Sometimes, perhaps most tragically, we find ourselves so alienated from others' worldview that we are sure that we do not belong to the body, whether it be the body politic or the body of Christ.  Hearing the loud chorus of hands around us excitedly reporting on their tactile sensation, it is easy to conclude that "because I am not a hand, I do not belong to the body," and difficult to frame the impulses received by our retinas in a way that is comprehensible to our neighbors, difficult not to think that we will never feel what seems so natural to our neighbors.

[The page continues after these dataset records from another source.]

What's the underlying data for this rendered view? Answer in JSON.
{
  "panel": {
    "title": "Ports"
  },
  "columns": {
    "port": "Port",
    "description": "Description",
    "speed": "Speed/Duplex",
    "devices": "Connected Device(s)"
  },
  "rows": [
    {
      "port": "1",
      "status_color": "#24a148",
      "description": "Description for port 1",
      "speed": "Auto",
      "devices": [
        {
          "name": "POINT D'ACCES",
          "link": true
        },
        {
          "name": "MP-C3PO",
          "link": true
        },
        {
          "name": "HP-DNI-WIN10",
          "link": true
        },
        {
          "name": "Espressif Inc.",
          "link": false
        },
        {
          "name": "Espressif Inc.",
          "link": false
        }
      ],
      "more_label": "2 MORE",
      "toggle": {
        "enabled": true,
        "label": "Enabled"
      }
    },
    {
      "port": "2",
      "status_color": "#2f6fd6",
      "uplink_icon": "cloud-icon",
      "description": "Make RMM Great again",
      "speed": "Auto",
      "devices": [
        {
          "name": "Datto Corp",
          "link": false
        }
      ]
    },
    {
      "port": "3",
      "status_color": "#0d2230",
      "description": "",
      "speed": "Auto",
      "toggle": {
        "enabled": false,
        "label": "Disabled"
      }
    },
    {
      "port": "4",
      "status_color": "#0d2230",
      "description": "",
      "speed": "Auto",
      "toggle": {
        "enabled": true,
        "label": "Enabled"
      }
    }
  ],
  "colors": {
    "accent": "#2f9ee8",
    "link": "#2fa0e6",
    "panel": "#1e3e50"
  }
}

I make these mistakes a lot.  From not-so-subtly bristling at those irritating comments Brother Agitate makes in Sunday School, to leaving church in tears, certain that I will never belong among these people who believe so differently from me, the way I perceive my faith and my God often leave me in need of Paul's reminder, "The eye cannot say to the hand, 'I have no need of thee,' nor again the head to the feet, 'I have no need of thee.'"  Because, in the end, we all are members, not just of a church, but of the body of Christ, who told His disciples to "be one, and if ye are not one ye are not mine" (Doc. & Cov. 38:27).

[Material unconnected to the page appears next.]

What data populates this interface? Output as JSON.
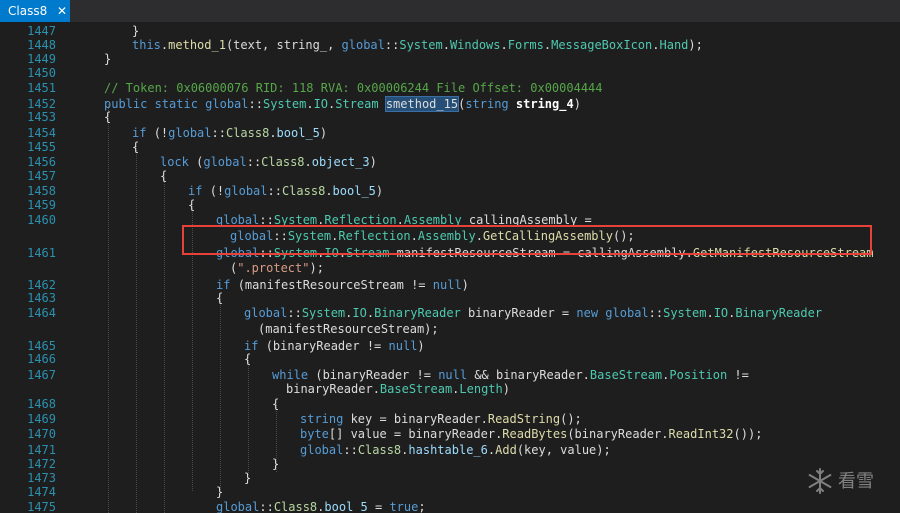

I believe, as I wrote earlier, that there is room for all of us in the fold of God.  There is room for--nay, need for--all of our individual God-given spiritual gifts in building the Kingdom.  It isn't easy to integrate our varying gifts and cacophonous voices into anything resembling harmony, and it's often tempting to stamp out the discordant voices, easy to convince ourselves that unity requires unanimity.  But the radical call of Christian discipleship is to achieve harmony while honoring diversity, to recognize that unity comes, not through conformity, but through charity.

Paul concludes his eloquent discourse by showing the Corinthian saints "a more excellent way" (12:31) to understand the interaction of their spiritual gifts in the body of Christ: have charity, or love, for one another.  For without love, he says, all other spiritual gifts are "nothing" (13:1-3).

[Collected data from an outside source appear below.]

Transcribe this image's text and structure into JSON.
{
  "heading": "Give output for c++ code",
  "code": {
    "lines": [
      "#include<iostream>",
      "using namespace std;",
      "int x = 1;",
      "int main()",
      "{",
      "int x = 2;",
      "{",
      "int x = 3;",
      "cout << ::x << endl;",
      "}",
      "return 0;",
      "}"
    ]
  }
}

"Love," Paul says, "is patient and kind; love does not envy or boast; it is not arrogant or rude. It does not insist on its own way; it is not irritable or resentful; it does not rejoice at wrongdoing, but rejoices with the truth. Love bears all things, believes all things, hopes all things, endures all things. Love never ends" (13:4-8).  And the other gifts and talents we cared so much about in this life?  "As for prophecies, they will pass away; as for tongues, they will cease; as for knowledge, it will pass away. For we know in part and we prophesy in part, but when the perfect comes, the partial will pass away" (13:8-10).  Though now our vision is clouded, there will come a time when we will see clearly, and will know one another fully even as we are fully known.

I hope that, when that day comes, when we "put away childish things," that we won't be left with the uncomfortable realization that we've been cutting off our nose to spite our face--or worse, because it had the audacity to be something other than an ear.  I hope that we can learn to draw circles that take others in rather than shutting them out, even when we wonder how we could possibly share the same body with members who are so different from us.  I hope we will have learned, by then, that we all belong to the body of Christ.  And if the "feeble knees" need strengthening and the "hands which hang down" need lifting up (Doc. & Cov. 81:5), we should remember that these are the knees and the hands of the body of Christ, of which we are all members.  For, in the end, when it comes to the body of our Lord, none of us can ever say, "I have no need of thee."